S_V_H Happy Christmas Final Image

37″L x 23″H x 2.75″ D

Happy Christmas surprised me by taking only two weeks from start to finish.  I like the melody in which I could stop at a good point in the lyrics.  This enabled me to leave out the ending of the first stanza, including these lyrics “let’s hope it’s a good one without any fear.” This music is not only a Christmas song but an anti-war song.  Lennon recorded this music during the Vietnam War, in 1971.  Although those lyrics are still relevant,  I wanted this artwork to be a celebration of Christmas.

If I had not included the word “Christmas,” along with those giant snowflakes in the background,  visually this artwork is more in the style of the Blue Danube project, and nothing like my previous Christmas works.  Over the 14 years that I have created Christmas paintings, I never attempted to create anything new.  The take on all my Christmas artworks was to take the easy Christmas style route and create a summary work of the year.  My main challenge was to get it done.  Then I could take a picture, and print out a pile of eight-inch wide canvas prints, to put inside the year’s Christmas cards.  Once the cards were out the door, like past Christmases, I will quickly store the artwork away to remain an unknown unknown.

Left to do is the music.  I have some understanding of music theory but not so musical composition.  That means I am early in my understanding of how to create and arrange a decent sound.  That is why the music it not yet done.  This year has seen the improved sound quality of increasingly sophisticated arrangements that are now a part of each project.  I believe that adding sound to the artwork is becoming vitally important to the success of the artwork.  That makes sense. This art, from the start, has been about portraying music.

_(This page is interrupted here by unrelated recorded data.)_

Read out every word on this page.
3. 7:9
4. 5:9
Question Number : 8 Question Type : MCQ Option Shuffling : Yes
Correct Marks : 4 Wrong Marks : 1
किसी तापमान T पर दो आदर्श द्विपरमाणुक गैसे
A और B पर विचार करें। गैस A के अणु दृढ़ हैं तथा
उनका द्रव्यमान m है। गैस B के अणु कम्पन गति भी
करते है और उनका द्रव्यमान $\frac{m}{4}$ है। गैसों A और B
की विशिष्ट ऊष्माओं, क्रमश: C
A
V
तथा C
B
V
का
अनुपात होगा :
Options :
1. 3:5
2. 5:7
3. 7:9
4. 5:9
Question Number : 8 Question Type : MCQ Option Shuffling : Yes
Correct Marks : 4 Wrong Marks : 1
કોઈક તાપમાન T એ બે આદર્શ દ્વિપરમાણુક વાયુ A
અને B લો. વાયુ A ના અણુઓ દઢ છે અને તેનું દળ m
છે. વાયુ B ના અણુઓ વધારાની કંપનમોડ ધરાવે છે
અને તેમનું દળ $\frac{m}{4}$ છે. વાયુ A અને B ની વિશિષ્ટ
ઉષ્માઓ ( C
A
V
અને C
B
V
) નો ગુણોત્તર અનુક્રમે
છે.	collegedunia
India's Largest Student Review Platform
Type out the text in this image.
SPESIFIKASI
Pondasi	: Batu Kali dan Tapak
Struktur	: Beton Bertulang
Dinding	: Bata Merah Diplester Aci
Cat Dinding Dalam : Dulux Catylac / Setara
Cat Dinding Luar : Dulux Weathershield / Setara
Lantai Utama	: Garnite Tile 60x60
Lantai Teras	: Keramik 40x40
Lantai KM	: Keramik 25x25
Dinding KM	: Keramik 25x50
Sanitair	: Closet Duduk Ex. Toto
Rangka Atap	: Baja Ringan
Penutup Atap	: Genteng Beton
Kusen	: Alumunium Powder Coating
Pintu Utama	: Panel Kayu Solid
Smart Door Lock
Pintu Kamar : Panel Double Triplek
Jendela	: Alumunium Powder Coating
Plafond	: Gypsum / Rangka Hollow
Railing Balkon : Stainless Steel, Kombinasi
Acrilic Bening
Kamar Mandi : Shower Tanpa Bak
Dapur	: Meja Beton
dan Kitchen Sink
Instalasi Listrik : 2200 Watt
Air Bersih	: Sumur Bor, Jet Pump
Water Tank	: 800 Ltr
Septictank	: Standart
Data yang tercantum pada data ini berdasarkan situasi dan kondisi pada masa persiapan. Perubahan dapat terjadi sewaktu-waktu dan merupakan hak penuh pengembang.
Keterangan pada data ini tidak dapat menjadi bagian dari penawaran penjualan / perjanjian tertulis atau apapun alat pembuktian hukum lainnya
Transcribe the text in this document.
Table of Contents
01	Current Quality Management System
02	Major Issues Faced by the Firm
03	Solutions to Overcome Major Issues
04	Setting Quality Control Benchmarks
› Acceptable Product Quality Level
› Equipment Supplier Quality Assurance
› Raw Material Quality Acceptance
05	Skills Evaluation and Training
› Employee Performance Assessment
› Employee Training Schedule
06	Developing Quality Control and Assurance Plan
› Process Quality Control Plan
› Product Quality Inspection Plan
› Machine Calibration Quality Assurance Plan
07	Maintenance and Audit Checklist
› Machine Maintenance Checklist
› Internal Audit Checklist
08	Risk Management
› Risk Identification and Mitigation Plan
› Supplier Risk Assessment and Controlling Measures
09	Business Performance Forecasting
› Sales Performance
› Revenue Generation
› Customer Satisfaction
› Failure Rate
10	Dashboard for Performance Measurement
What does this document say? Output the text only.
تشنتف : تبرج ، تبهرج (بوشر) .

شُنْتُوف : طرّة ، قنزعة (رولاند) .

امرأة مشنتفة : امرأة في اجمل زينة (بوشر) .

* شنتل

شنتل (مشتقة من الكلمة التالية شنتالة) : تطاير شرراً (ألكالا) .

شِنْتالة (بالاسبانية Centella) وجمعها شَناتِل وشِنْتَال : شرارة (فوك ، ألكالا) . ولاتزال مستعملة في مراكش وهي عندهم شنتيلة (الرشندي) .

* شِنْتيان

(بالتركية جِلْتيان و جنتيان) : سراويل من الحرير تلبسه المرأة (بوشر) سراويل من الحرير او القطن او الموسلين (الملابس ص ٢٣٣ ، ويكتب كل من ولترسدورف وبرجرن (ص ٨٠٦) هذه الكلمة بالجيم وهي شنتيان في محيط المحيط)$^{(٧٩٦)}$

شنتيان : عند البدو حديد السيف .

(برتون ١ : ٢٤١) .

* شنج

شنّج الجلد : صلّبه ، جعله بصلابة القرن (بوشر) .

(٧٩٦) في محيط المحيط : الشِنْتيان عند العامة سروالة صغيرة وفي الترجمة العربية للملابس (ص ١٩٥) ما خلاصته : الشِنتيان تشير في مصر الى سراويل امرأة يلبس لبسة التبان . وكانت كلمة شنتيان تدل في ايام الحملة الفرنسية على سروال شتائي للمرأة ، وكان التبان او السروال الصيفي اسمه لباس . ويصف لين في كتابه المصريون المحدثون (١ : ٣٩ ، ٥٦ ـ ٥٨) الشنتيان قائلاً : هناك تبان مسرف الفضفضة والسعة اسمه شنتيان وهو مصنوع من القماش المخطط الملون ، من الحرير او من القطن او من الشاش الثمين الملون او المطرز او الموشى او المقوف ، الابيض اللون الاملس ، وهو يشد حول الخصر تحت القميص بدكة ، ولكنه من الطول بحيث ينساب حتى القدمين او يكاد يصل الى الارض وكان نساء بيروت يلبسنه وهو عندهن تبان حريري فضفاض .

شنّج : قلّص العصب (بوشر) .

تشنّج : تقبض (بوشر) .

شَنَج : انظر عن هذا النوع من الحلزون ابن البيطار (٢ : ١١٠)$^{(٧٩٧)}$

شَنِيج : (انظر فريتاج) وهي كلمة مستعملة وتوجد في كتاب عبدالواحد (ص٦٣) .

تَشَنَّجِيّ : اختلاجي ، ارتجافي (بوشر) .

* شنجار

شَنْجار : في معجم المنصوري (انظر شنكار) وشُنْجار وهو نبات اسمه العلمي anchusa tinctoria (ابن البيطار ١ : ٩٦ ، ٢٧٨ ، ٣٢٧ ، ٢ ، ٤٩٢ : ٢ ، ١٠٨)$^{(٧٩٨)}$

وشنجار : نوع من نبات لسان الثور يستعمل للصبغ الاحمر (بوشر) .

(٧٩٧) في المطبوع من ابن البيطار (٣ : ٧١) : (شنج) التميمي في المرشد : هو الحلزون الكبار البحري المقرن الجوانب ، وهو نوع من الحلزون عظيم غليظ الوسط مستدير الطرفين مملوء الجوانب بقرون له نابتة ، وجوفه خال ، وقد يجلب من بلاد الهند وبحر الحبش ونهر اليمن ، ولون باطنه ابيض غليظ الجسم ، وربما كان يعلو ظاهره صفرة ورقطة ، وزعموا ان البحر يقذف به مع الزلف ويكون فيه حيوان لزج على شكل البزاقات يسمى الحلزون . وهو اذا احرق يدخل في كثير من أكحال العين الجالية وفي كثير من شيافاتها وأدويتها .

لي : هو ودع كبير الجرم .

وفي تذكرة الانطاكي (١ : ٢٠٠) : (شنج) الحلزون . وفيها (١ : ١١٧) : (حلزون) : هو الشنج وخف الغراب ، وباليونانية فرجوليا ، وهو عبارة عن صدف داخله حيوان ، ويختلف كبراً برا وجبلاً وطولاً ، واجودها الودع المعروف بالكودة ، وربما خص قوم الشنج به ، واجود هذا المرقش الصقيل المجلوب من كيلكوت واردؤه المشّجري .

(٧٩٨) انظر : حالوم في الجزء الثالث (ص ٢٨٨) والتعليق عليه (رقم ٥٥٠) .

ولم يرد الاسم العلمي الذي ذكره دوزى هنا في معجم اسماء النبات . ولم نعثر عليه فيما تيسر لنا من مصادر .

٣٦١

From the beginnings of this art back in 2006, it was all about displaying, in a semi-abstract way, the up and down flow of a piece of music.   What it never was about was to replicate sheet music which would stifle the creative effort.  That style defined this art until recently when I added the play button to my artworks.  I guess I thought my musical arrangements would allow me to follow the art.  I soon found that difficult. Although the arrangement and the artwork share the same music, their artistic presentations are widely different.  Like everyone else that enjoys this art, for now when I play the music I will listen.  When I look at the artwork, I will then enjoy the artwork as I have always done, as a portrait of the music.  So what we have is one sculpture with two features,  with this one caveat: the artwork is the value of the project that represents the project goal which is to present itself as Art.  The music is there only to support the Artwork.  That is the difference.  The Art can exist without the music.  My music is meaningless without the Art.

The Art is the portrait; the sound is the hook.